If Clinton was a vocalist he'd be Elvis Presley softly resolutely crooning "Kentucky Rain" or perhaps in a more dramatic vein "Suspicious Minds".
President Obama on the other hand is an Apostle of Expansiveness and Optimism, speech last night to the DNC was a virtual blockbuster sequel to his 2004 Keynote in Boston.  Literally, Obama beckons his listeners to come to the Top of the Hill With Him and Behold The Vast and Glorious Vistas Before Us.  If Obama was himself a vocalist he'd be Louis Armstrong singing "Wonderful World", low and with boundless infectious confidence.

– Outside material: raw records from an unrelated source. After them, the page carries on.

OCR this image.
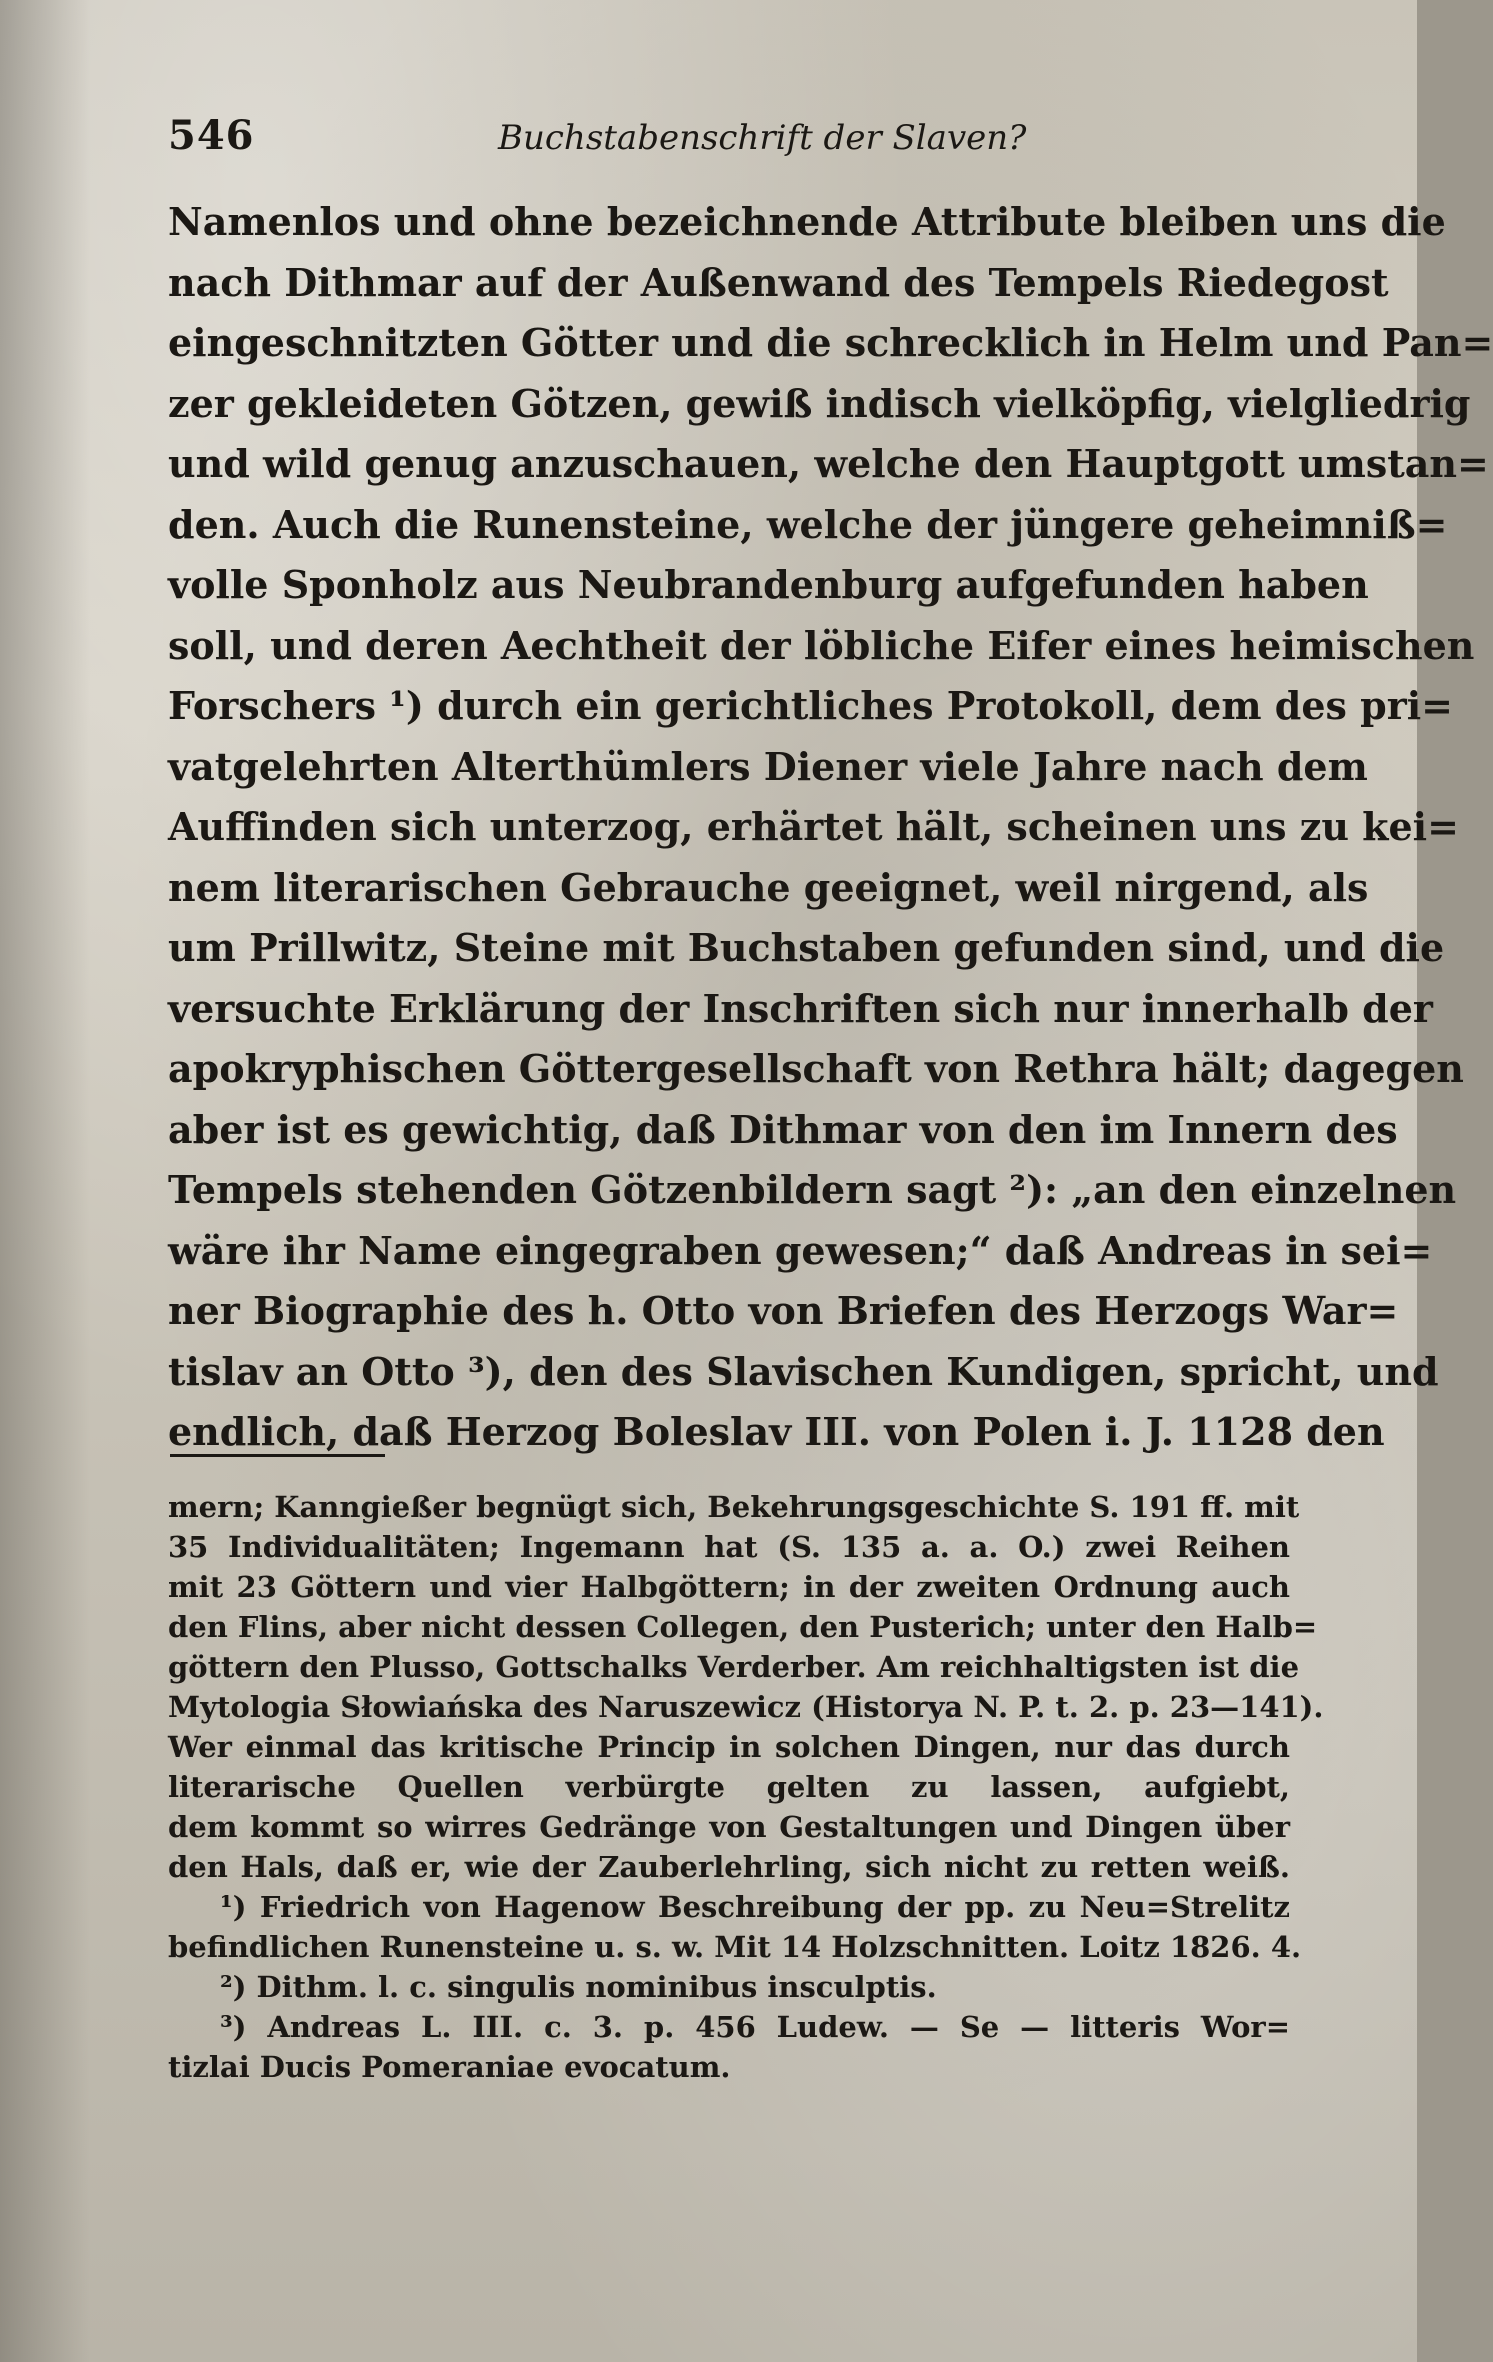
546	Buchstabenschrift der Slaven?
Namenlos und ohne bezeichnende Attribute bleiben uns die
nach Dithmar auf der Außenwand des Tempels Riedegost
eingeschnitzten Götter und die schrecklich in Helm und Pan=
zer gekleideten Götzen, gewiß indisch vielköpfig, vielgliedrig
und wild genug anzuschauen, welche den Hauptgott umstan=
den. Auch die Runensteine, welche der jüngere geheimniß=
volle Sponholz aus Neubrandenburg aufgefunden haben
soll, und deren Aechtheit der löbliche Eifer eines heimischen
Forschers ¹) durch ein gerichtliches Protokoll, dem des pri=
vatgelehrten Alterthümlers Diener viele Jahre nach dem
Auffinden sich unterzog, erhärtet hält, scheinen uns zu kei=
nem literarischen Gebrauche geeignet, weil nirgend, als
um Prillwitz, Steine mit Buchstaben gefunden sind, und die
versuchte Erklärung der Inschriften sich nur innerhalb der
apokryphischen Göttergesellschaft von Rethra hält; dagegen
aber ist es gewichtig, daß Dithmar von den im Innern des
Tempels stehenden Götzenbildern sagt ²): „an den einzelnen
wäre ihr Name eingegraben gewesen;“ daß Andreas in sei=
ner Biographie des h. Otto von Briefen des Herzogs War=
tislav an Otto ³), den des Slavischen Kundigen, spricht, und
endlich, daß Herzog Boleslav III. von Polen i. J. 1128 den
mern; Kanngießer begnügt sich, Bekehrungsgeschichte S. 191 ff. mit
35 Individualitäten; Ingemann hat (S. 135 a. a. O.) zwei Reihen
mit 23 Göttern und vier Halbgöttern; in der zweiten Ordnung auch
den Flins, aber nicht dessen Collegen, den Pusterich; unter den Halb=
göttern den Plusso, Gottschalks Verderber. Am reichhaltigsten ist die
Mytologia Słowiańska des Naruszewicz (Historya N. P. t. 2. p. 23—141).
Wer einmal das kritische Princip in solchen Dingen, nur das durch
literarische Quellen verbürgte gelten zu lassen, aufgiebt,
dem kommt so wirres Gedränge von Gestaltungen und Dingen über
den Hals, daß er, wie der Zauberlehrling, sich nicht zu retten weiß.
¹) Friedrich von Hagenow Beschreibung der pp. zu Neu=Strelitz
befindlichen Runensteine u. s. w. Mit 14 Holzschnitten. Loitz 1826. 4.
²) Dithm. l. c. singulis nominibus insculptis.
³) Andreas L. III. c. 3. p. 456 Ludew. — Se — litteris Wor=
tizlai Ducis Pomeraniae evocatum.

Now Trump on the other hand is very much a product of our degraded rhetorical times, a heckler whose syntax occasionally resembles pidgin english, his core go-to is always to incite in as few words as possible.
But lets also remember that talent for invective, so comforting to the perpetually aggrieved is what got him the GOP nomination so we dismiss it at our peril.
And I muse on in this fashion merely to point out the particular scope of the challenge for Hillary Clinton and her Acceptance Speech Tonight. She has to connect the dots on all the cliches and soundbytes, reassure, inspire but also reach even lower to commune with the audience & electorate within and without the convention center.
It is a reintroductory moment, programmed literally for making what is hoped to be an excellent second impression, it should not be squandered by any means.
Lastly the challenge for Secretary Clinton tonight is unusually acute because at least in the Democratic Party at this moment, the rhetorical bar is set high, good luck to her sez I.